Disclosure Settle Album

Too much expectation was placed on siblings Guy & Howard - or onto Disclosure, the vehicle which they use to bring us their music - well before Settle was released. Probably the most fantastical was that the unassuming duo were going to take the (supposed) corpse of electronic pop and somehow form a vanguard, then return the nation to the early noughties apex of big clubs and superstar DJ culture.

Absurd, of course. The rock press have had a field day though as a result, mistaking Settle's refreshed take on UK garage and/or two-step as some kind of shameless grave robbing; a backwards and unnecessary nod to the Artful Dodger and (shudder) Craig David. If this proves anything, it's that most of them simply haven't listened properly, or they're frustrated that the guitar continues to fight a miserable rear-guard action as a contemporary musical instrument with every band sounding like descendants of the Beatles or The Stones, or both.

For those with more open minds, Settle offers the kind of rewards that, for example, the bombastic, Jamaican-influenced tones of Major Lazer do not; there's no dirrrrty bass here, no dancehall menace. It's orthodox so much as that its creators prefer to sit behind their twiddling knobs with a range of collaborators adding the flavour and depth to it that otherwise the accusations of clever clever banality would be arguably true.

You'd have to have been deaf not to have caught up with Latch, on which voice for hire Sam Smith croons, wails and moans over a pitch perfect set of beats that mould past and present together with an eloquence last heard on Sam Sparro's Black And Gold. Whether aiming for resurrection or not, this early rush would normally signify the no way back point for most albums; the Lawrences, however, are far from done with us yet.

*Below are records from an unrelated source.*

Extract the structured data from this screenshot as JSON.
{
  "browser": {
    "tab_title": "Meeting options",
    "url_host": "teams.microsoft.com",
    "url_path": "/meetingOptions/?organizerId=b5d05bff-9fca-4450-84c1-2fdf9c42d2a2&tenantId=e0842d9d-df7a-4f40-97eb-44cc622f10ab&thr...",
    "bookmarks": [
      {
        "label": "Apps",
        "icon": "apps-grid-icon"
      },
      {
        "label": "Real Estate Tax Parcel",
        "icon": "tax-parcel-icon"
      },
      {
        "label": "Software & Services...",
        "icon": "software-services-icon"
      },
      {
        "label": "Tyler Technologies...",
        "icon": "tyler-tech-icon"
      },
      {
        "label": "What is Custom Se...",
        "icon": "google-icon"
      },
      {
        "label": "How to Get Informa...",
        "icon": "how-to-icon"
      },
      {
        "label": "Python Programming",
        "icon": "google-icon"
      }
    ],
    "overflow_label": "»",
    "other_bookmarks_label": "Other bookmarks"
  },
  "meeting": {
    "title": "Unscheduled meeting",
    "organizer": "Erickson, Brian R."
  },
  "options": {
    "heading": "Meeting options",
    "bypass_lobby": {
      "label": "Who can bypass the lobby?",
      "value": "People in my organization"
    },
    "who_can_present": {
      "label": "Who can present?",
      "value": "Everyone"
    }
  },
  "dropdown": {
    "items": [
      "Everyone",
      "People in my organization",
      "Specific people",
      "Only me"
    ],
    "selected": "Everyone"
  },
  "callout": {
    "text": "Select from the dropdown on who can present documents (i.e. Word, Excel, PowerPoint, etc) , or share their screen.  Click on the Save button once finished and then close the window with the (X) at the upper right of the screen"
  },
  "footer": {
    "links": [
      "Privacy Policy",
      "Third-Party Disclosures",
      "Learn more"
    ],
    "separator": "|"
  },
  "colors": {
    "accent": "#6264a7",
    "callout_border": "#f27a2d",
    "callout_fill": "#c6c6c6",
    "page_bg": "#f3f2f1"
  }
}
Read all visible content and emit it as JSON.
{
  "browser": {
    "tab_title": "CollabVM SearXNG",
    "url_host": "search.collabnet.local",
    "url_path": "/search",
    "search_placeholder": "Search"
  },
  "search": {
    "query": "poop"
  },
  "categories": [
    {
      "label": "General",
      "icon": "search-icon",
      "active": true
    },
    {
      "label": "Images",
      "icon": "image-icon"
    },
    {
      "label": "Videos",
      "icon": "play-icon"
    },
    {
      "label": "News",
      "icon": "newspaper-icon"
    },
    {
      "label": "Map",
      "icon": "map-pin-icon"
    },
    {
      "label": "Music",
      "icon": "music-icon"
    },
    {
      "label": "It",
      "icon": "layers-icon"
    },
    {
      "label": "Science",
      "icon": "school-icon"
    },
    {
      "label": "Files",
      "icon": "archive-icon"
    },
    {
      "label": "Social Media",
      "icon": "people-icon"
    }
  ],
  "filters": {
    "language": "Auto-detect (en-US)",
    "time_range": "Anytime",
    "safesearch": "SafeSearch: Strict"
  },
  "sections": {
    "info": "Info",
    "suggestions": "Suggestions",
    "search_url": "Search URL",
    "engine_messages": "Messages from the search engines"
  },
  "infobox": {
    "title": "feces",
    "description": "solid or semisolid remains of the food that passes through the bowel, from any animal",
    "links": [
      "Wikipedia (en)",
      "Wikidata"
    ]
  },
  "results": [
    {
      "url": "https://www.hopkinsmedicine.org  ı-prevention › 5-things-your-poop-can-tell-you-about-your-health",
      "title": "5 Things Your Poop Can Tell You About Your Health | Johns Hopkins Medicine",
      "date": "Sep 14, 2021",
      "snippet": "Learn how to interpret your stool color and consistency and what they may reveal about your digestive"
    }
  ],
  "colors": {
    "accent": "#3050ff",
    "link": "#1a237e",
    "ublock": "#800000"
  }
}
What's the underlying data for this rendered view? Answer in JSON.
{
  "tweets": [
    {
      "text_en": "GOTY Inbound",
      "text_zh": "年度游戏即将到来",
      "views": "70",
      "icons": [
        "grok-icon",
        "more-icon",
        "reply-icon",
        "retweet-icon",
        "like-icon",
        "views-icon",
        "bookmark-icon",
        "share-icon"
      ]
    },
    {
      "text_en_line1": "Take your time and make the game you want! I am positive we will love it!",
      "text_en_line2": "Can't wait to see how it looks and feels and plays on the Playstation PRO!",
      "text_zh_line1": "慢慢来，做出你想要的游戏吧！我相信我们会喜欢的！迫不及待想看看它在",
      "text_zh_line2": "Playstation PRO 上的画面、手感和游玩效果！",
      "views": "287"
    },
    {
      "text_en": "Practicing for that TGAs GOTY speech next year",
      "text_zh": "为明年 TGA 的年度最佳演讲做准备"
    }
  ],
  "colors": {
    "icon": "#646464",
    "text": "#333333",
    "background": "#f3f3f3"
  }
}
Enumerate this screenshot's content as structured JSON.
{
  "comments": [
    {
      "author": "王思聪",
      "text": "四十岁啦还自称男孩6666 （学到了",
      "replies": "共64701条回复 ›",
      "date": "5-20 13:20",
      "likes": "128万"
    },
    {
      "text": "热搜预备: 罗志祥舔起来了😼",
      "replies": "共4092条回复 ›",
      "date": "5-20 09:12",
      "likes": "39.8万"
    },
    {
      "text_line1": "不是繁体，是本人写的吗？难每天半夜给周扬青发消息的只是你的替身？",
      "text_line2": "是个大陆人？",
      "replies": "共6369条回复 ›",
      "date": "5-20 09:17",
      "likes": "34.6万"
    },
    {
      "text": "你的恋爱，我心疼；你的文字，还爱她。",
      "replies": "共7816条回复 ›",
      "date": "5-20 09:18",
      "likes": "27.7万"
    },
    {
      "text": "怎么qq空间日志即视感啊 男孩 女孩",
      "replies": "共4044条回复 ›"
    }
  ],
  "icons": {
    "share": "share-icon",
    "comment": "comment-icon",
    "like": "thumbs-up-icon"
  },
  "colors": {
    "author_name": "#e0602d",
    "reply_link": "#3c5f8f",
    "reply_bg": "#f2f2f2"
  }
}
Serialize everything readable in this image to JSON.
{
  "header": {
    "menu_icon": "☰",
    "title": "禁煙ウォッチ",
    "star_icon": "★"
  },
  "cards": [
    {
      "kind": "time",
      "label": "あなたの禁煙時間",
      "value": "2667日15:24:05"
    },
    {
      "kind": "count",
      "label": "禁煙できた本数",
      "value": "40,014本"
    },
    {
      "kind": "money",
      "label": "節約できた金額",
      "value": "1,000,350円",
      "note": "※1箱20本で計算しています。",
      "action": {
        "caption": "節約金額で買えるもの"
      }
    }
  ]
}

As well as their apparent hallmarks - a minimalist attitude to programming, pristine lines and a deft sense of no breakee no fixee convention - the choice of collaborators is just as astute. There are no pick and mix indie big time folk here toying with a solo project outline, instead the "Team" are all tellingly hungry and some way from the red carpet. This comes with the possible exception of Jessie Ware, of whom you can blame/applaud for kick starting the whole thing via the brothers' early remix of Running. Her turn here on Confess To Me is as tough as anything else going, and not for the first time proves the maxim that artists mugging it up the ladder can still work more urban material well should they want to. Jamie Woon may be around for A.N.Other reason following the yawning gap since Mirrorwriting, but even though you suspect the duo are doing him a favour more than the other way round, January still works and sounds probably more lucidly 2013 than he'd like. The appearance of Friendly Fires Ed Macfarlane is a little more predictable, but whilst he fails to make Defeated his own, it's yet another bullseye, spunky r&b plus with a little disco flourish to taste.

Still almost certainly laughing at the irony of Daft Punk being lionised for jumping into the wayback machine, there are moments when the formula feels just that; both Grab Her and Stimulation are straight up bangers which lack some of the finesse and good humour of their compatriots. The final words, however, are those of the much feted London Grammar - although Aluna George's White Noise is zappy, sure footed pop - who, via their classically adapted brio, craft Help Me Lose My Mind into something which sounds ready for Asda mums and their snotty pre-teens alike.

The world isn't ending, and we don't therefore need music which has to move mountains. Settle has the rare quality of observing its boundaries impeccably, and the result is that what it creates inside them is almost universally wonderful.